The citrus flavours marry really well here. Oranges, lemons, mangoes, apricots and grapes are among the myriad of fresh fruit sauces that can be used.
Pork which is commonly paired with apples also enjoys the company of cranberries, strawberries, currants, dried cherries, dried figs, mangoes, quince, plums and pineapple among others.
Rabbit seems to be getting quite popular again on restaurant menus and so that feeds the domestic trends. It has to be said that rabbit has a subtle flavour and isn’t perhaps as robust as pork or lamb. Rabbit is enhanced by plums, prunes and apples. In Mediterranean countries rabbit is often found with citrus flavours such as lemon.
Beef goes quite well with orange sauce but I think instead of a sauce, steak works really well with a fresh fruit salsa.
Naturally in an article like this we are simply scratching the surface of these epicurean playmates but it gives us something to think about rather than just preserving fruits in the freezer for smoothies or making jam.
I also think serving barbecued food or a joint of meat with a fruit sauce or fruit jelly can appear quite sophisticated when the truth is that these are really culinary smoke and mirrors. If the fruit is ripe juicy and in season you can create a stunning sauce in very little time. Also the deep jewel colours of most fruit sauces will add to the overall aesthetic of the dish.
Salsas with fruit added are very simple. In their pure form they are usually made with salad vegetables and chillies and are associated with Spain or Mexico. Mixing in a little summer fruit and some fresh herbs is fine. Chop some sweet red peppers, cucumber, a little red onion or spring onion, baby tomatoes, a chopped peach or some chopped strawberries; add some fresh coriander or a little fresh basil and then some good black pepper. Mix all the ingredients together and enjoy. I’ve often thrown in what is available in the fridge at the time and this is great with barbecued steaks, to perk up a chicken salad or added to a meat wrap for lunch.
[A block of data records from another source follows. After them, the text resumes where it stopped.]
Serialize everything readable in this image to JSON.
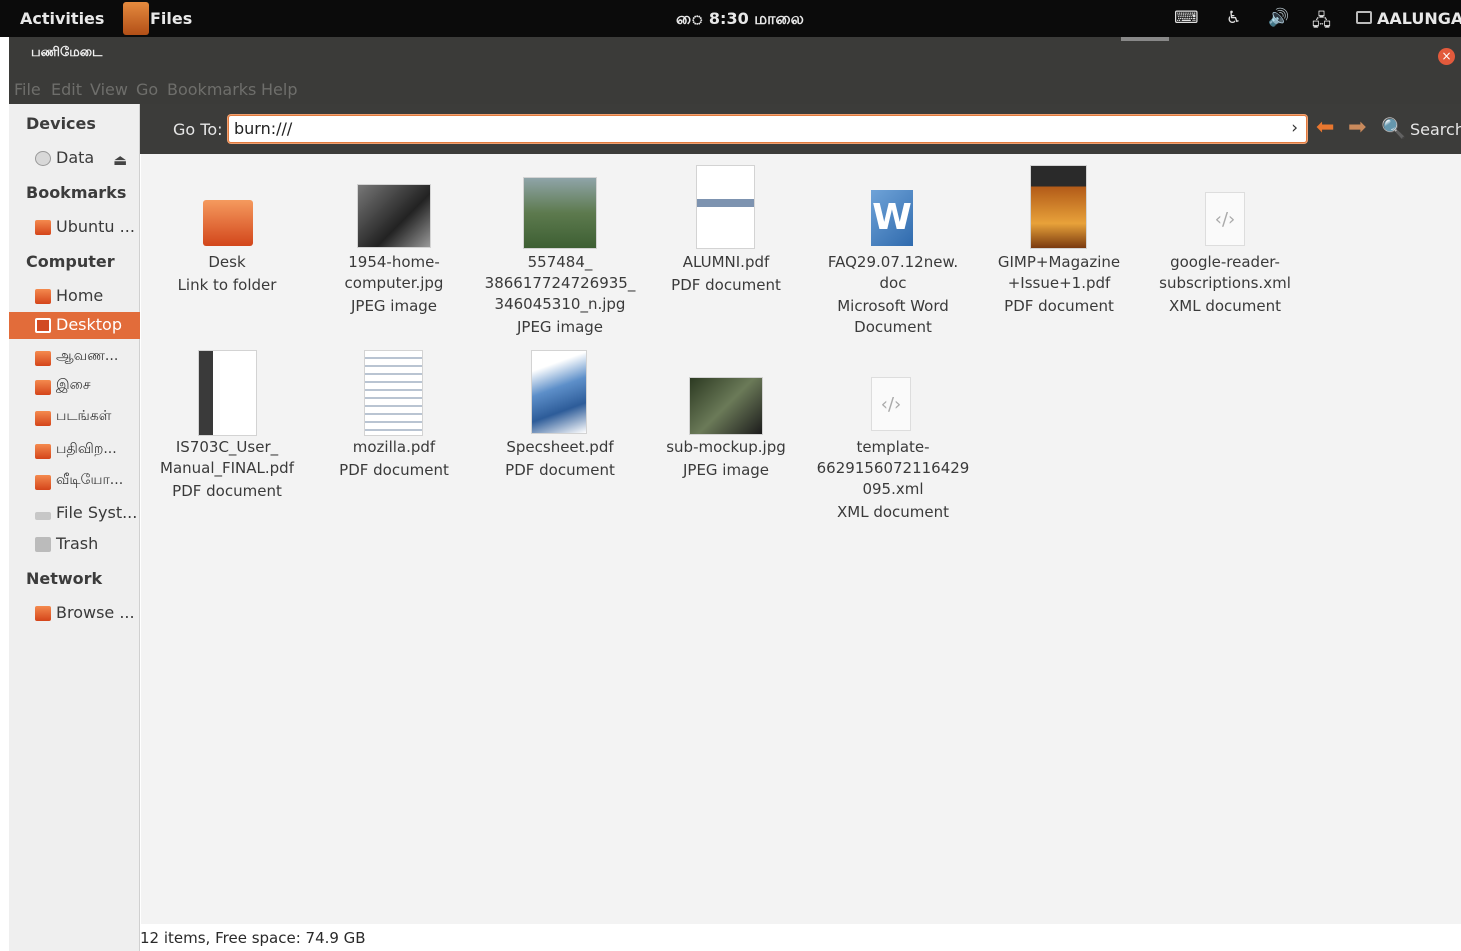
{
  "top_panel": {
    "activities": "Activities",
    "app_name": "Files",
    "clock": "ை 8:30 மாலை",
    "user": "AALUNGA",
    "indicators": [
      "keyboard-icon",
      "accessibility-icon",
      "volume-icon",
      "network-icon"
    ]
  },
  "window": {
    "title": "பணிமேடை",
    "close": "×"
  },
  "menu": [
    "File",
    "Edit",
    "View",
    "Go",
    "Bookmarks",
    "Help"
  ],
  "toolbar": {
    "goto_label": "Go To:",
    "location_value": "burn:///",
    "search_label": "Search"
  },
  "sidebar": {
    "devices_header": "Devices",
    "bookmarks_header": "Bookmarks",
    "computer_header": "Computer",
    "network_header": "Network",
    "items": [
      {
        "label": "Data",
        "icon": "drive-icon"
      },
      {
        "label": "Ubuntu ...",
        "icon": "folder-icon"
      },
      {
        "label": "Home",
        "icon": "home-folder-icon"
      },
      {
        "label": "Desktop",
        "icon": "desktop-icon"
      },
      {
        "label": "ஆவண...",
        "icon": "documents-folder-icon"
      },
      {
        "label": "இசை",
        "icon": "music-folder-icon"
      },
      {
        "label": "படங்கள்",
        "icon": "pictures-folder-icon"
      },
      {
        "label": "பதிவிற...",
        "icon": "downloads-folder-icon"
      },
      {
        "label": "வீடியோ...",
        "icon": "videos-folder-icon"
      },
      {
        "label": "File Syst...",
        "icon": "filesystem-icon"
      },
      {
        "label": "Trash",
        "icon": "trash-icon"
      },
      {
        "label": "Browse ...",
        "icon": "network-folder-icon"
      }
    ]
  },
  "files": [
    {
      "name": "Desk",
      "type": "Link to folder"
    },
    {
      "name": "1954-home-\ncomputer.jpg",
      "type": "JPEG image"
    },
    {
      "name": "557484_\n386617724726935_\n346045310_n.jpg",
      "type": "JPEG image"
    },
    {
      "name": "ALUMNI.pdf",
      "type": "PDF document"
    },
    {
      "name": "FAQ29.07.12new.\ndoc",
      "type": "Microsoft Word\nDocument"
    },
    {
      "name": "GIMP+Magazine\n+Issue+1.pdf",
      "type": "PDF document"
    },
    {
      "name": "google-reader-\nsubscriptions.xml",
      "type": "XML document"
    },
    {
      "name": "IS703C_User_\nManual_FINAL.pdf",
      "type": "PDF document"
    },
    {
      "name": "mozilla.pdf",
      "type": "PDF document"
    },
    {
      "name": "Specsheet.pdf",
      "type": "PDF document"
    },
    {
      "name": "sub-mockup.jpg",
      "type": "JPEG image"
    },
    {
      "name": "template-\n6629156072116429\n095.xml",
      "type": "XML document"
    }
  ],
  "status": "12 items, Free space: 74.9 GB"
}
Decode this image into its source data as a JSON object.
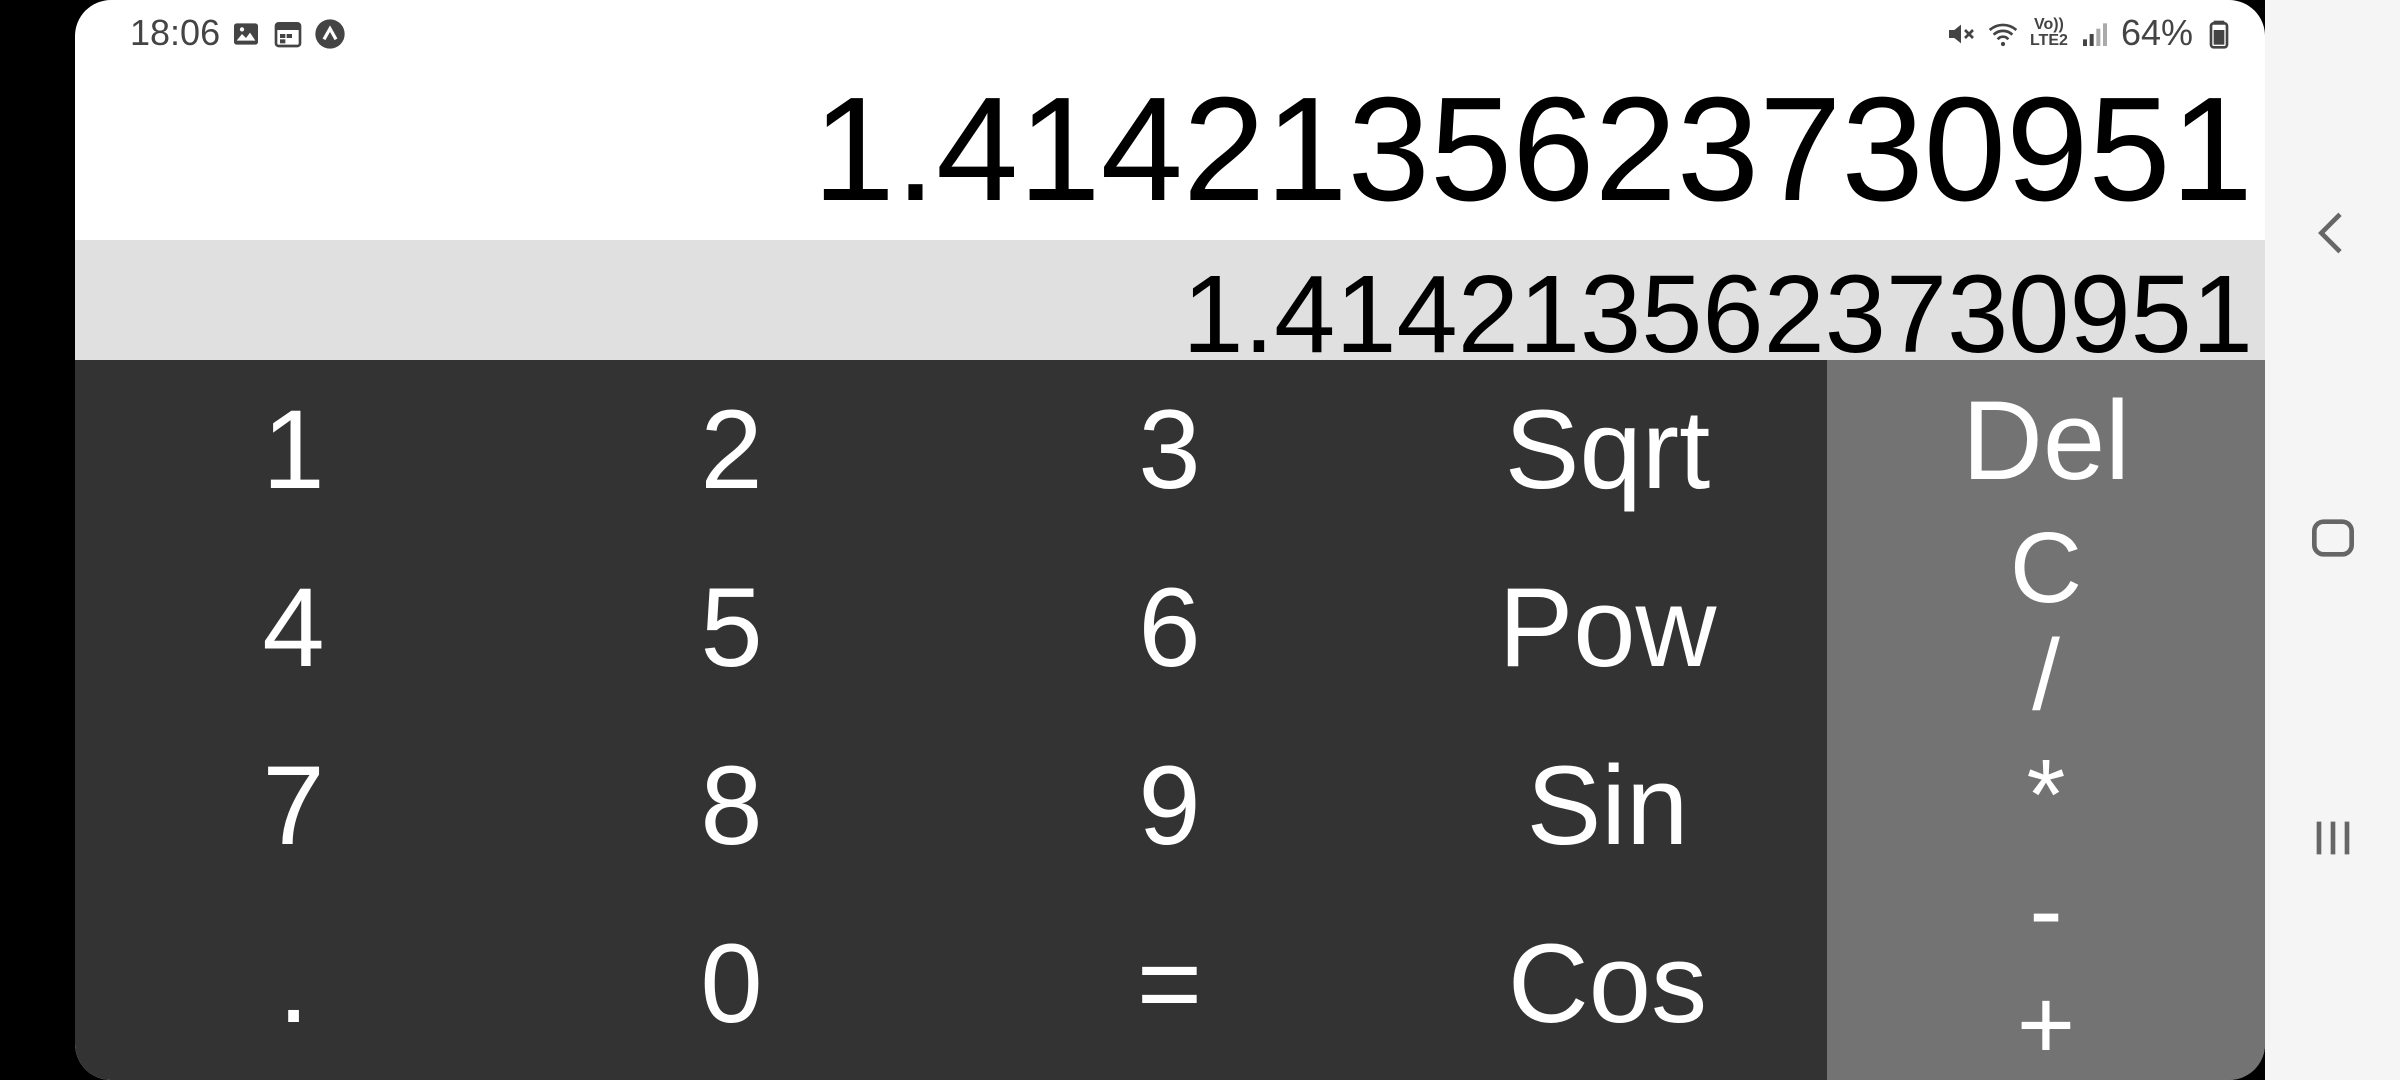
{
  "status_bar": {
    "time": "18:06",
    "left_icons": [
      "image-icon",
      "calendar-icon",
      "app-notification-icon"
    ],
    "right_icons": [
      "mute-icon",
      "wifi-icon",
      "volte-icon",
      "signal-icon"
    ],
    "volte_label": "Vo)) LTE2",
    "battery_percent": "64%"
  },
  "display": {
    "main_value": "1.4142135623730951",
    "secondary_value": "1.4142135623730951"
  },
  "keypad": {
    "rows": [
      [
        "1",
        "2",
        "3",
        "Sqrt"
      ],
      [
        "4",
        "5",
        "6",
        "Pow"
      ],
      [
        "7",
        "8",
        "9",
        "Sin"
      ],
      [
        ".",
        "0",
        "=",
        "Cos"
      ]
    ],
    "operators": [
      "Del",
      "C",
      "/",
      "*",
      "-",
      "+"
    ]
  },
  "nav_bar": {
    "buttons": [
      "back-icon",
      "home-icon",
      "recents-icon"
    ]
  },
  "colors": {
    "keypad_bg": "#333333",
    "operators_bg": "#737373",
    "secondary_display_bg": "#e0e0e0",
    "text_on_keys": "#ffffff"
  }
}
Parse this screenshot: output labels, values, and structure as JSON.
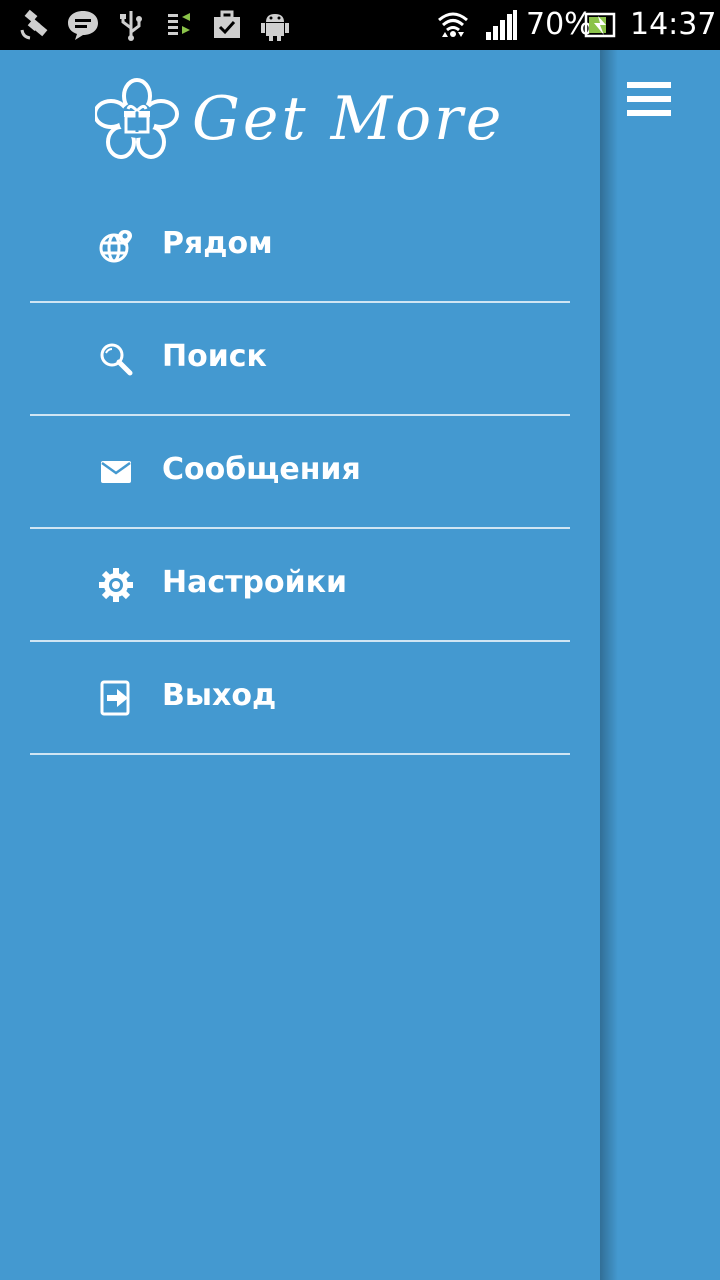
{
  "status_bar": {
    "battery_percent": "70%",
    "time": "14:37",
    "icons": [
      "satellite-icon",
      "chat-icon",
      "usb-icon",
      "data-sync-icon",
      "briefcase-check-icon",
      "android-icon",
      "wifi-icon",
      "signal-icon",
      "battery-charging-icon"
    ]
  },
  "app": {
    "logo_text": "Get More",
    "accent_color": "#4499d0"
  },
  "menu": {
    "items": [
      {
        "label": "Рядом",
        "icon": "globe-pin-icon"
      },
      {
        "label": "Поиск",
        "icon": "search-icon"
      },
      {
        "label": "Сообщения",
        "icon": "mail-icon"
      },
      {
        "label": "Настройки",
        "icon": "gear-icon"
      },
      {
        "label": "Выход",
        "icon": "exit-icon"
      }
    ]
  },
  "toolbar": {
    "menu_icon": "hamburger-menu-icon"
  }
}
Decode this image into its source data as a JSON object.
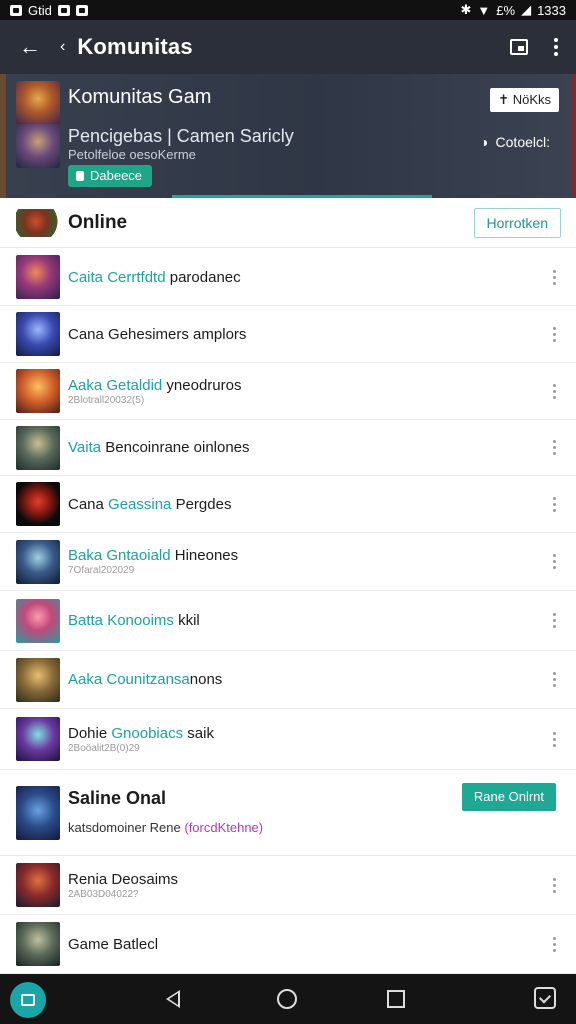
{
  "status_bar": {
    "carrier": "Gtid",
    "battery": "£%",
    "time": "1333"
  },
  "app_bar": {
    "title": "Komunitas",
    "back_icon": "arrow-left-icon",
    "chevron_icon": "chevron-left-icon"
  },
  "hero": {
    "title": "Komunitas Gam",
    "subtitle": "Pencigebas | Camen Saricly",
    "description": "Petolfeloe oesoKerme",
    "badge": "Dabeece",
    "action_label": "NöKks",
    "notification_label": "Cotoelcl:"
  },
  "online": {
    "heading": "Online",
    "action_label": "Horrotken"
  },
  "rows": [
    {
      "prefix": "Caita",
      "highlight": "Cerrtfdtd",
      "rest": "parodanec",
      "meta": ""
    },
    {
      "prefix": "Cana",
      "highlight": "",
      "rest": "Gehesimers amplors",
      "meta": ""
    },
    {
      "prefix": "Aaka",
      "highlight": "Getaldid",
      "rest": "yneodruros",
      "meta": "2Blotrall20032(5)"
    },
    {
      "prefix": "Vaita",
      "highlight": "",
      "rest": "Bencoinrane oinlones",
      "meta": ""
    },
    {
      "prefix": "Cana",
      "highlight": "Geassina",
      "rest": "Pergdes",
      "meta": ""
    },
    {
      "prefix": "Baka",
      "highlight": "Gntaoiald",
      "rest": "Hineones",
      "meta": "7Ofaral202029"
    },
    {
      "prefix": "Batta",
      "highlight": "Konooims",
      "rest": "kkil",
      "meta": ""
    },
    {
      "prefix": "Aaka",
      "highlight": "Counitzansa",
      "rest": "nons",
      "meta": ""
    },
    {
      "prefix": "Dohie",
      "highlight": "Gnoobiacs",
      "rest": "saik",
      "meta": "2Boöalit2B(0)29"
    }
  ],
  "saline": {
    "title": "Saline Onal",
    "description": "katsdomoiner Rene",
    "description_highlight": "(forcdKtehne)",
    "action_label": "Rane Onlrnt"
  },
  "bottom_rows": [
    {
      "text": "Renia Deosaims",
      "meta": "2AB03D04022?"
    },
    {
      "text": "Game Batlecl",
      "meta": ""
    }
  ],
  "colors": {
    "accent": "#1fa0a0",
    "app_bar": "#2b2f3a",
    "badge": "#1fa688",
    "highlight_pink": "#b03ab8"
  }
}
Making fruit sauces is just about gently cooking the fruits with a few tablespoons of water to release their juices. Push the cooked fruits through a sieve if you want something very smooth. For a more robust fruity sauce chop up your fruit or dried fruit (such as apples, pears, plums or apricots) and put them over a gentle heat. Instead of water you could add some fruit liqueur and a pinch of cinnamon or nutmeg. Bring it all to the boil then reduce the heat and let it simmer for five minutes or so. A sauce like this can be thickened with corn flour. If you want a sweeter sauce then mix the fruit with some icing sugar or honey while cooking.
There are no rules when it comes to flavours. Try different liqueurs or fresh herbs and the combinations are endless. Try not to over cook or cook the fruit too fast. This will just serve to create a more jam like consistency rather than a sauce. For sweet fruit sauces for desserts and cakes just puree the fresh fruit in a blender and add some water as you go to thin it out. If you want it smooth push the mixture through a sieve and then balance it up with some sugar and lemon juice tasting as you go. Go on, let the creative juices flow this summer.